Namun dari 6.000 Km rel kereta api, sebanyak 1.000 km di antaranya berstatus tidak aktif alias terbengkalai. Di sisi lain, pemerintah saat ini punya rencana membangun kereta cepat Jakarta-Bandung yang anggarannya cukup besar, meskipun pemerintah juga sedang berupaya membangun kereta api di luar Pulau Jawa mulai tahun depan.
"Yang 1.000 Km nggak aktif. Itu tersebar di Jawa dan Sumatera. Kebanyakan di Jawa. Pulau Madura ada dan sudah nggak aktif," kata Vice President Corporate Communication PT KAI Agus Komarudin kepada detikFinance Rabu (2/9/2015).
SCROLL TO CONTINUE WITH CONTENT
Namun, KAI bersama pemerintah beberapa tahun terakhir melakukan pengaktifan kembali atau reaktivasi rute-rute kereta legendaris yang terbengkalai di Pulau Jawa seperti rute Solo-Wonogiri atau Bogor-Sukabumi-Cianjur.Hasilnya, tingkat isian penumpang cukup tinggi.
"Jumlah penumpang cukup tinggi. Untuk reaktivasi domain pemerintah. Kita hanya menyediakan lokomotif, kereta dan perbaikan stasiun," katanya.
Seperti diketahui proyek kereta cepat Jakarta-Bandung kini menjadi pro dan kontra karena dianggap belum jadi prioritas. Selain biaya yang sangat besar, ironisnya masih banyak pulau di Indonesia belum memiliki jaringan rel kereta.
Proposal kereta cepat yang dikembangkan China CRH380A membutuhkan investasi US$ 5,585 miliar atau sekitar Rp 78 triliun (1 dolar = Rp 14.000), sedangkan untuk jenis Shinkansen E5 butuh US$ 6,223 miliar atau sekitar Rp 87 triliun. Jumlah ini cukup untuk membangun rel kereta di tiga pulau besar di Indonesia yaitu Sumatera, Kalimantan, dan Sulawesi.

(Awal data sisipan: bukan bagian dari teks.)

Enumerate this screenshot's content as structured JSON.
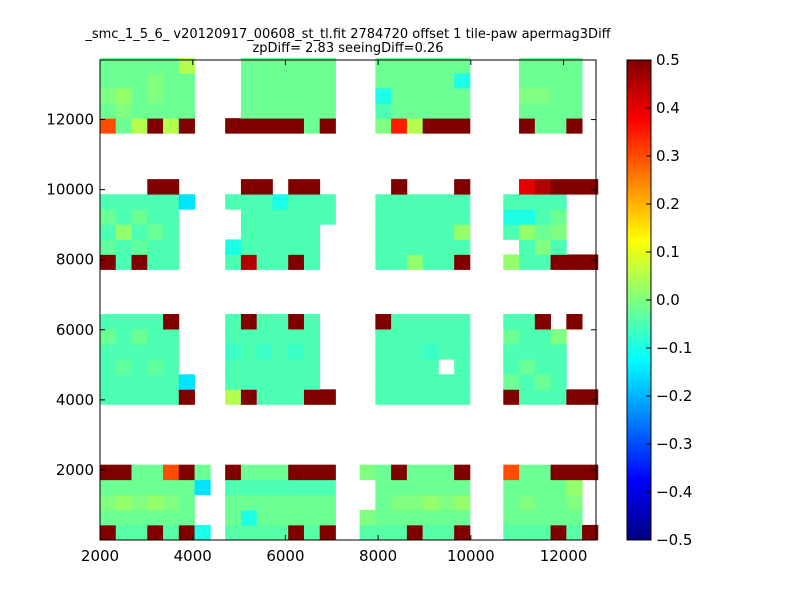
{
  "chart_data": {
    "type": "heatmap",
    "title": "_smc_1_5_6_ v20120917_00608_st_tl.fit 2784720 offset 1 tile-paw apermag3Diff",
    "subtitle": "zpDiff= 2.83 seeingDiff=0.26",
    "xlabel": "",
    "ylabel": "",
    "xlim": [
      2000,
      12700
    ],
    "ylim": [
      0,
      13700
    ],
    "x_ticks": [
      "2000",
      "4000",
      "6000",
      "8000",
      "10000",
      "12000"
    ],
    "y_ticks": [
      "2000",
      "4000",
      "6000",
      "8000",
      "10000",
      "12000"
    ],
    "colorbar": {
      "min": -0.5,
      "max": 0.5,
      "colormap": "jet",
      "ticks": [
        "0.5",
        "0.4",
        "0.3",
        "0.2",
        "0.1",
        "0.0",
        "−0.1",
        "−0.2",
        "−0.3",
        "−0.4",
        "−0.5"
      ]
    },
    "grid": false,
    "cell_width": 340,
    "cell_height": 430,
    "x_bins": [
      2000,
      2340,
      2680,
      3020,
      3360,
      3700,
      4040,
      4700,
      5040,
      5380,
      5720,
      6060,
      6400,
      6740,
      7600,
      7940,
      8280,
      8620,
      8960,
      9300,
      9640,
      10700,
      11040,
      11380,
      11720,
      12060,
      12400
    ],
    "y_bins": [
      0,
      430,
      860,
      1290,
      1720,
      2150,
      3870,
      4300,
      4730,
      5160,
      5590,
      6020,
      7720,
      8150,
      8580,
      9010,
      9440,
      9870,
      10300,
      11610,
      12040,
      12470,
      12900,
      13330
    ],
    "values": [
      [
        0.5,
        -0.04,
        -0.04,
        0.5,
        -0.04,
        0.5,
        -0.1,
        -0.04,
        -0.04,
        -0.04,
        -0.04,
        0.5,
        -0.04,
        0.5,
        -0.04,
        -0.04,
        -0.04,
        0.5,
        -0.04,
        -0.04,
        0.5,
        -0.04,
        -0.04,
        -0.04,
        0.5,
        -0.04,
        0.5
      ],
      [
        -0.02,
        -0.02,
        -0.02,
        -0.02,
        -0.02,
        -0.02,
        null,
        -0.02,
        -0.1,
        -0.02,
        -0.02,
        -0.02,
        -0.02,
        -0.02,
        0.0,
        -0.02,
        -0.02,
        -0.02,
        -0.02,
        -0.02,
        -0.02,
        -0.02,
        -0.02,
        -0.02,
        -0.02,
        -0.02,
        null
      ],
      [
        0.0,
        0.02,
        0.0,
        0.02,
        0.0,
        -0.02,
        null,
        -0.02,
        -0.02,
        -0.02,
        -0.02,
        -0.02,
        -0.02,
        -0.02,
        null,
        -0.02,
        0.0,
        0.0,
        0.02,
        0.0,
        0.02,
        -0.02,
        0.0,
        -0.02,
        -0.02,
        0.0,
        null
      ],
      [
        -0.02,
        -0.02,
        -0.02,
        -0.02,
        -0.02,
        -0.02,
        -0.15,
        -0.05,
        -0.05,
        -0.05,
        -0.05,
        -0.05,
        -0.05,
        -0.05,
        null,
        -0.02,
        -0.02,
        -0.02,
        -0.02,
        -0.02,
        -0.02,
        -0.02,
        -0.02,
        -0.02,
        -0.02,
        0.02,
        null
      ],
      [
        0.5,
        0.5,
        -0.02,
        -0.02,
        0.3,
        0.5,
        -0.02,
        0.5,
        -0.02,
        -0.02,
        -0.02,
        0.5,
        0.5,
        0.5,
        0.0,
        -0.02,
        0.5,
        -0.02,
        -0.02,
        -0.02,
        0.5,
        0.3,
        -0.02,
        -0.02,
        0.5,
        0.5,
        0.5
      ],
      [
        null,
        null,
        null,
        null,
        null,
        null,
        null,
        null,
        null,
        null,
        null,
        null,
        null,
        null,
        null,
        null,
        null,
        null,
        null,
        null,
        null,
        null,
        null,
        null,
        null,
        null,
        null
      ],
      [
        -0.05,
        -0.05,
        -0.05,
        -0.05,
        -0.05,
        0.5,
        null,
        0.05,
        0.5,
        -0.05,
        -0.05,
        -0.05,
        0.5,
        0.5,
        null,
        -0.05,
        -0.05,
        -0.05,
        -0.05,
        -0.05,
        -0.05,
        0.5,
        -0.05,
        -0.05,
        -0.05,
        0.5,
        0.5
      ],
      [
        -0.05,
        -0.05,
        -0.05,
        -0.05,
        -0.05,
        -0.15,
        null,
        -0.05,
        -0.05,
        -0.05,
        -0.05,
        -0.05,
        -0.05,
        null,
        null,
        -0.05,
        -0.05,
        -0.05,
        -0.05,
        -0.05,
        -0.05,
        -0.02,
        -0.05,
        -0.02,
        -0.05,
        null,
        null
      ],
      [
        -0.05,
        -0.03,
        -0.05,
        -0.03,
        -0.05,
        null,
        null,
        -0.05,
        -0.05,
        -0.05,
        -0.05,
        -0.05,
        -0.05,
        null,
        null,
        -0.05,
        -0.05,
        -0.05,
        -0.05,
        null,
        -0.05,
        -0.05,
        -0.02,
        -0.05,
        -0.05,
        null,
        null
      ],
      [
        -0.05,
        -0.05,
        -0.05,
        -0.05,
        -0.05,
        null,
        null,
        -0.07,
        -0.05,
        -0.07,
        -0.05,
        -0.07,
        -0.05,
        null,
        null,
        -0.05,
        -0.05,
        -0.05,
        -0.07,
        -0.05,
        -0.05,
        -0.05,
        -0.05,
        -0.05,
        -0.05,
        null,
        null
      ],
      [
        -0.02,
        -0.05,
        -0.02,
        -0.05,
        -0.05,
        null,
        null,
        -0.05,
        -0.05,
        -0.05,
        -0.05,
        -0.05,
        -0.05,
        null,
        null,
        -0.05,
        -0.05,
        -0.05,
        -0.05,
        -0.05,
        -0.05,
        -0.02,
        -0.05,
        -0.05,
        0.0,
        null,
        null
      ],
      [
        -0.05,
        -0.05,
        -0.05,
        -0.05,
        0.5,
        null,
        null,
        -0.05,
        0.5,
        -0.05,
        -0.05,
        0.5,
        -0.05,
        null,
        null,
        0.5,
        -0.05,
        -0.05,
        -0.05,
        -0.05,
        -0.05,
        -0.05,
        -0.05,
        0.5,
        null,
        0.5,
        null
      ],
      [
        0.5,
        -0.05,
        0.5,
        -0.05,
        -0.05,
        null,
        null,
        -0.05,
        0.45,
        -0.05,
        -0.05,
        0.5,
        -0.05,
        null,
        null,
        -0.05,
        -0.05,
        0.02,
        -0.05,
        -0.05,
        0.5,
        0.02,
        -0.05,
        -0.05,
        0.5,
        0.5,
        0.5
      ],
      [
        -0.03,
        -0.05,
        -0.03,
        -0.05,
        -0.05,
        null,
        null,
        -0.1,
        -0.05,
        -0.05,
        -0.05,
        -0.05,
        -0.05,
        null,
        null,
        -0.05,
        -0.05,
        -0.05,
        -0.05,
        -0.05,
        -0.05,
        null,
        -0.05,
        0.0,
        -0.05,
        null,
        null
      ],
      [
        -0.05,
        0.02,
        -0.05,
        -0.02,
        -0.05,
        null,
        null,
        null,
        -0.05,
        -0.05,
        -0.05,
        -0.05,
        -0.05,
        null,
        null,
        -0.05,
        -0.05,
        -0.05,
        -0.05,
        -0.05,
        0.02,
        -0.05,
        0.02,
        -0.02,
        0.0,
        null,
        null
      ],
      [
        -0.02,
        -0.05,
        -0.02,
        -0.05,
        -0.05,
        null,
        null,
        null,
        -0.05,
        -0.05,
        -0.05,
        -0.05,
        -0.05,
        -0.05,
        null,
        -0.05,
        -0.05,
        -0.05,
        -0.05,
        -0.05,
        -0.05,
        -0.1,
        -0.1,
        -0.05,
        -0.02,
        null,
        null
      ],
      [
        -0.05,
        -0.05,
        -0.05,
        -0.05,
        -0.05,
        -0.15,
        null,
        -0.05,
        -0.05,
        -0.05,
        -0.1,
        -0.05,
        -0.05,
        -0.05,
        null,
        -0.05,
        -0.05,
        -0.05,
        -0.05,
        -0.05,
        -0.05,
        -0.05,
        -0.05,
        -0.05,
        -0.05,
        null,
        null
      ],
      [
        null,
        null,
        null,
        0.5,
        0.5,
        null,
        null,
        null,
        0.5,
        0.5,
        null,
        0.5,
        0.5,
        null,
        null,
        null,
        0.5,
        null,
        null,
        null,
        0.5,
        null,
        0.4,
        0.45,
        0.5,
        0.5,
        0.5
      ],
      [
        null,
        null,
        null,
        null,
        null,
        null,
        null,
        null,
        null,
        null,
        null,
        null,
        null,
        null,
        null,
        null,
        null,
        null,
        null,
        null,
        null,
        null,
        null,
        null,
        null,
        null,
        null
      ],
      [
        0.3,
        -0.02,
        0.05,
        0.5,
        0.05,
        0.5,
        null,
        0.5,
        0.5,
        0.5,
        0.5,
        0.5,
        -0.02,
        0.5,
        null,
        0.0,
        0.35,
        0.05,
        0.5,
        0.5,
        0.5,
        null,
        0.5,
        -0.02,
        -0.02,
        0.5,
        null
      ],
      [
        -0.02,
        0.0,
        -0.02,
        -0.02,
        -0.02,
        -0.02,
        null,
        null,
        -0.02,
        -0.02,
        -0.02,
        -0.02,
        -0.02,
        -0.02,
        null,
        -0.05,
        -0.02,
        -0.02,
        -0.02,
        -0.02,
        -0.02,
        null,
        -0.02,
        -0.02,
        -0.02,
        -0.02,
        null
      ],
      [
        0.0,
        0.02,
        -0.02,
        0.0,
        -0.02,
        -0.02,
        null,
        null,
        -0.02,
        -0.02,
        -0.02,
        -0.02,
        -0.02,
        -0.02,
        null,
        -0.1,
        -0.02,
        -0.02,
        -0.02,
        -0.02,
        -0.02,
        null,
        0.0,
        0.0,
        -0.02,
        -0.02,
        null
      ],
      [
        -0.02,
        -0.02,
        -0.02,
        0.0,
        -0.02,
        -0.02,
        null,
        null,
        -0.02,
        -0.02,
        -0.02,
        -0.02,
        -0.02,
        -0.02,
        null,
        -0.02,
        -0.02,
        -0.02,
        -0.02,
        -0.02,
        -0.1,
        null,
        -0.02,
        -0.02,
        -0.02,
        -0.02,
        null
      ],
      [
        -0.02,
        -0.02,
        -0.02,
        -0.02,
        -0.02,
        0.05,
        null,
        null,
        -0.02,
        -0.02,
        -0.02,
        -0.02,
        -0.02,
        -0.02,
        null,
        -0.02,
        -0.02,
        -0.02,
        -0.02,
        -0.02,
        -0.02,
        null,
        -0.02,
        -0.02,
        -0.02,
        -0.02,
        null
      ]
    ]
  }
}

Presiden Joko Widodo (Jokowi) pernah mengatakan, biaya pembangunan kereta cepat ini tak menggunakan uang APBN. "Begini ya, kereta cepat itu tidak memakai uang APBN (Anggaran Pendapatan dan Belanja Negara), dari investasi (investor)," kata Jokowi beberapa waktu lalu.
Skema pembiayaan yang ditawarkan Jepang dan China memang berbeda. Tawaran China cenderung tak melibatkan anggaran APBN secara langsung karena melibatkan BUMN, namun BUMN meminta Penyertaan Modal Negara (PMN) salah satunya untuk kereta cepat. Sedangkan dalam skema yang ditawarkan Jepang, ada peluang masuknya pembiayaan langsung yang berasal dari pemerintah atau APBN.